Question

Chlorine is prepared in the laboratory by treating manganese dioxide($Mn{O}_2$) with aqueous hydrochloric acid according to the reaction:

$4HCl\left(aq\right)+Mn{O}_2\left(s\right)\to 2H_{2}O\left(l\right)+MnC{l}_2\left(aq\right)+C{l}_2\left(g\right)$

The amount of $HCl$ that react with 5.0 g of manganese dioxide is:

• A. $8.39g$
• B. $83.9g$
• C. $167.8g$
• D. $16.78g$

Answer 1

The correct option is A $8.39g$

The molecular weights of $HCl$ and $Mn{O}_2$ are $36.5$ g/mol and $86.9$ g/mol respectively.

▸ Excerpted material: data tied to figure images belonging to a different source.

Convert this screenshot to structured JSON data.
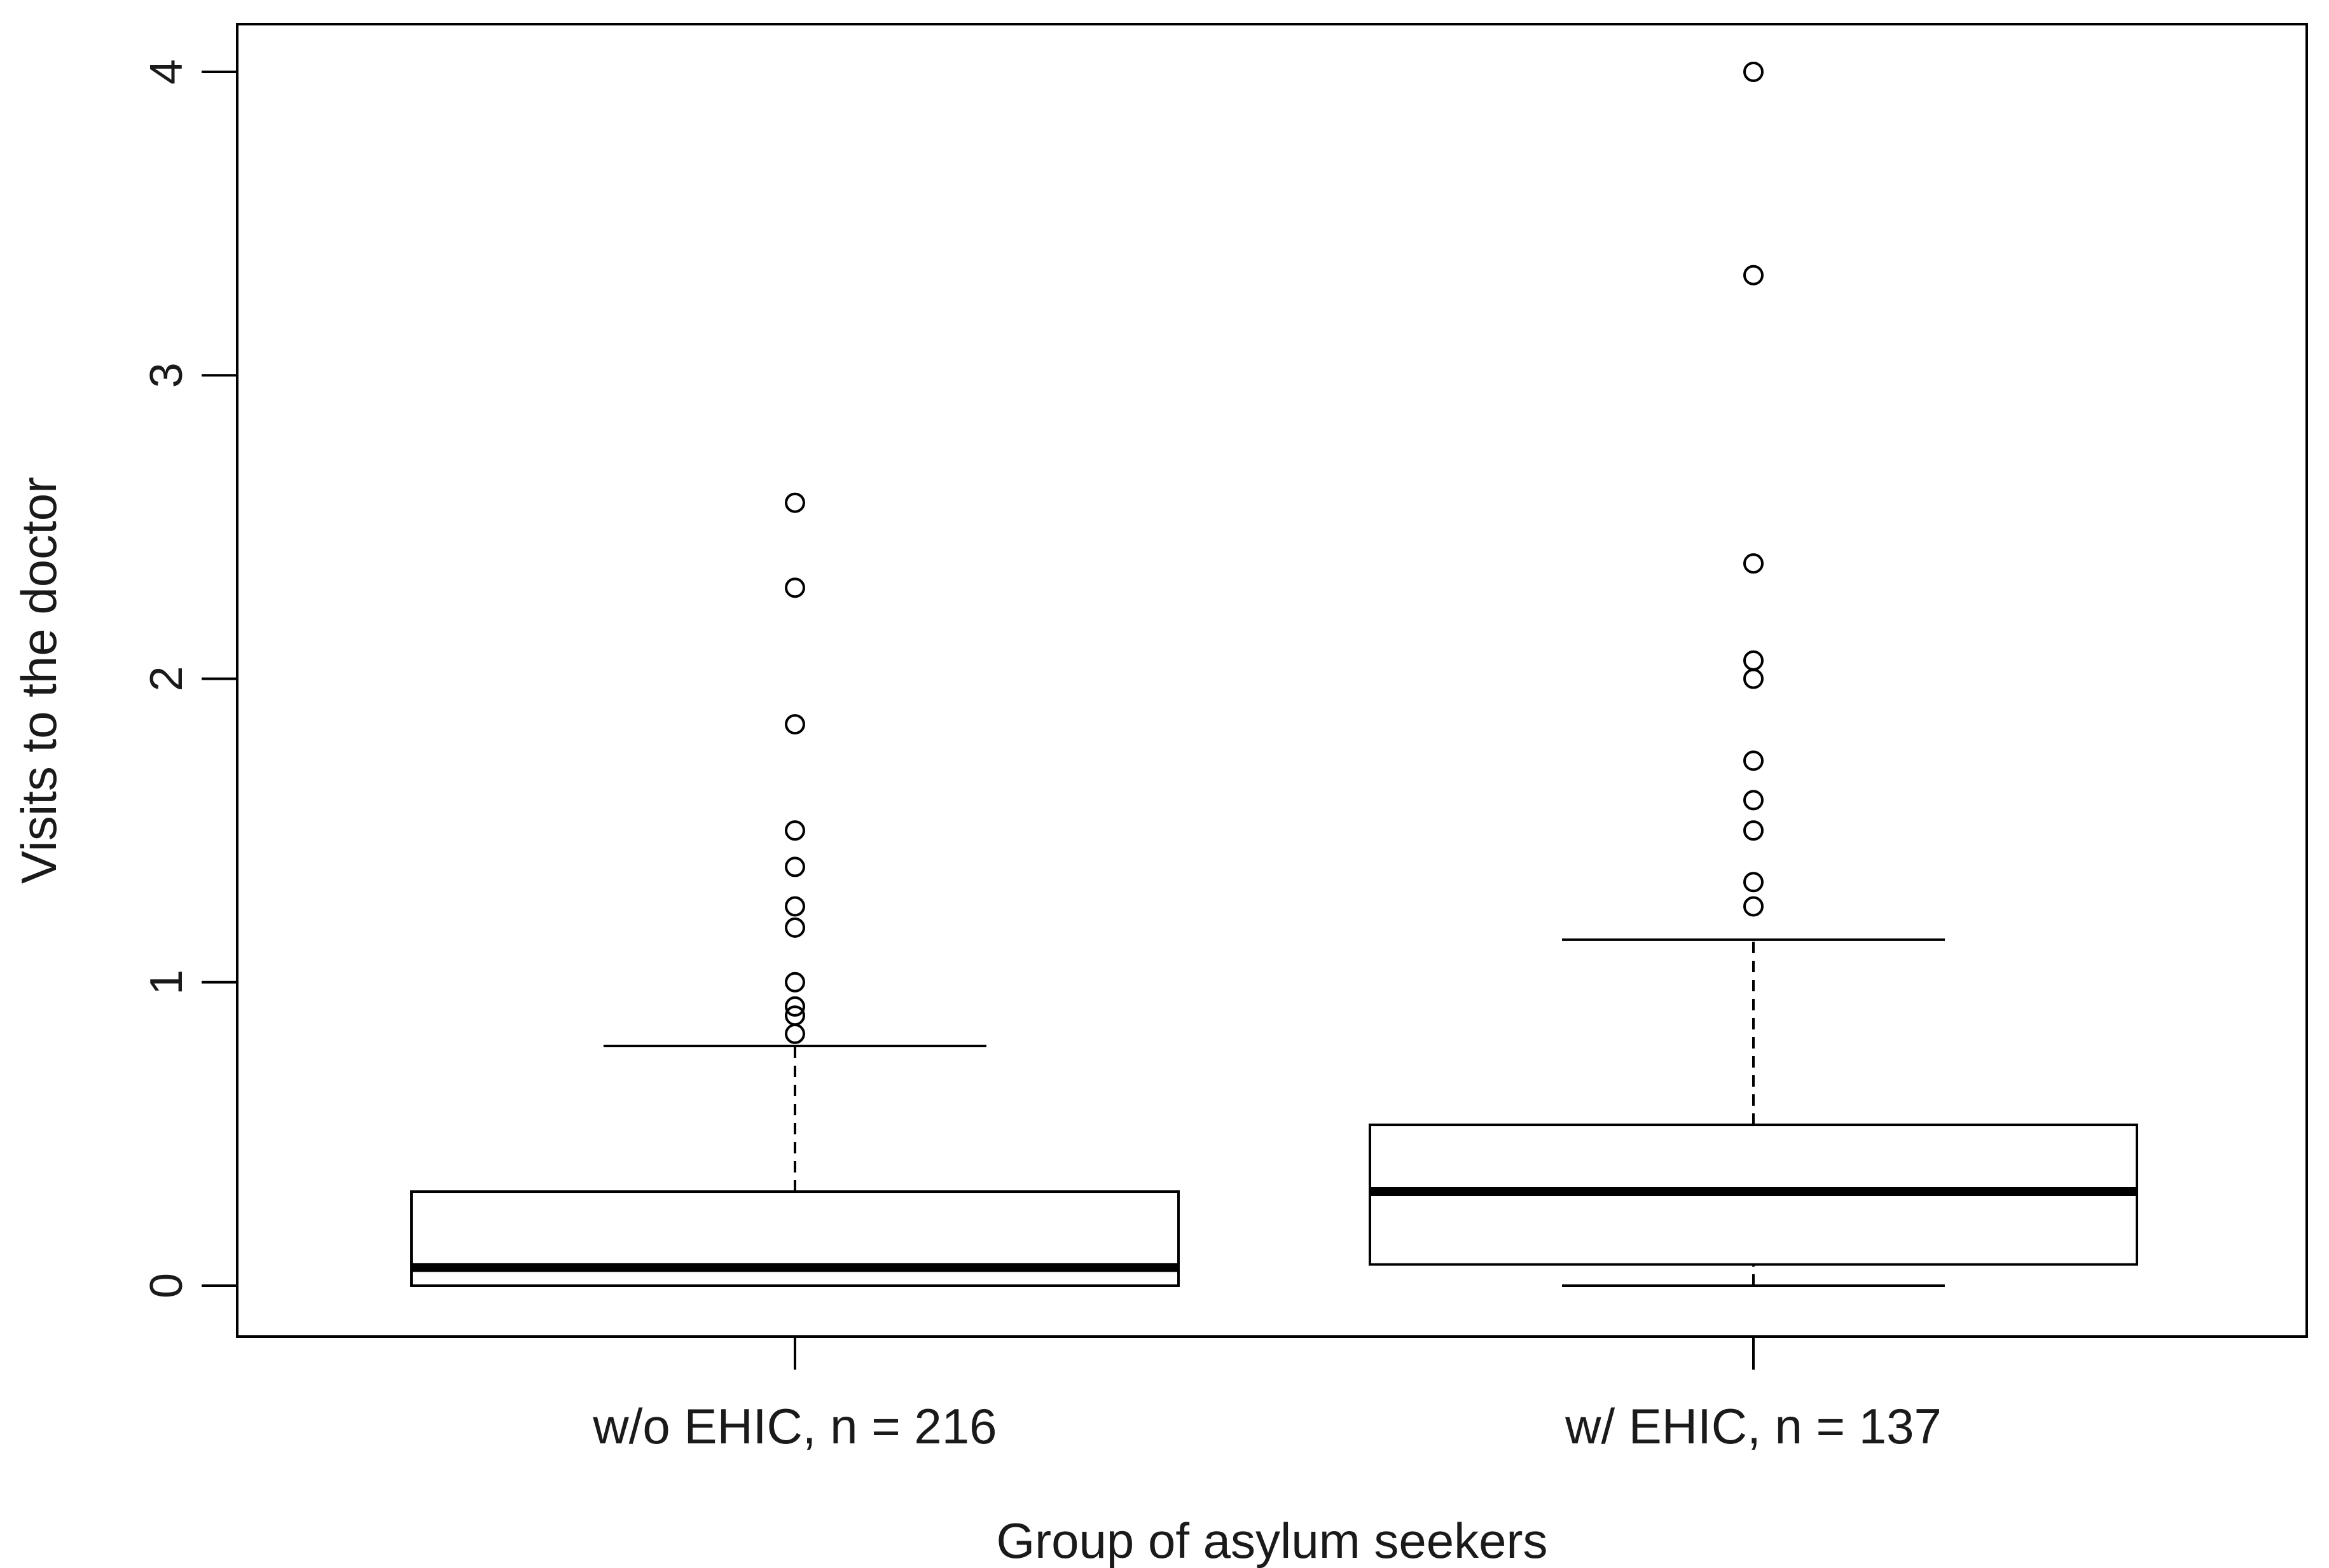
{
  "chart_data": {
    "type": "boxplot",
    "title": "",
    "xlabel": "Group of asylum seekers",
    "ylabel": "Visits to the doctor",
    "ylim": [
      -0.17,
      4.15
    ],
    "yticks": [
      0,
      1,
      2,
      3,
      4
    ],
    "grid": false,
    "legend": "none",
    "colors": {
      "line": "#000000",
      "box_fill": "#ffffff",
      "text": "#1a1a1a"
    },
    "groups": [
      {
        "label": "w/o EHIC, n = 216",
        "whisker_low": 0.0,
        "q1": 0.0,
        "median": 0.06,
        "q3": 0.31,
        "whisker_high": 0.79,
        "outliers": [
          0.83,
          0.89,
          0.92,
          1.0,
          1.18,
          1.25,
          1.38,
          1.5,
          1.85,
          2.3,
          2.58
        ]
      },
      {
        "label": "w/ EHIC, n = 137",
        "whisker_low": 0.0,
        "q1": 0.07,
        "median": 0.31,
        "q3": 0.53,
        "whisker_high": 1.14,
        "outliers": [
          1.25,
          1.33,
          1.5,
          1.6,
          1.73,
          2.0,
          2.06,
          2.38,
          3.33,
          4.0
        ]
      }
    ]
  }
}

$4HCl\left(aq\right)+Mn{O}_2\left(s\right)\to 2H_{2}O\left(l\right)+MnC{l}_2\left(aq\right)+C{l}_2\left(g\right)$

$4$ moles $(4\times 36.5=146g)$ of $HCl$ reacts with one mole ($86.9$ g) of $Mn{O}_2$.

Hence, $5.0$ g of $Mn{O}_2$ will react with $\frac{146}{86.9}\times 5=8.39g$ of $HCl$.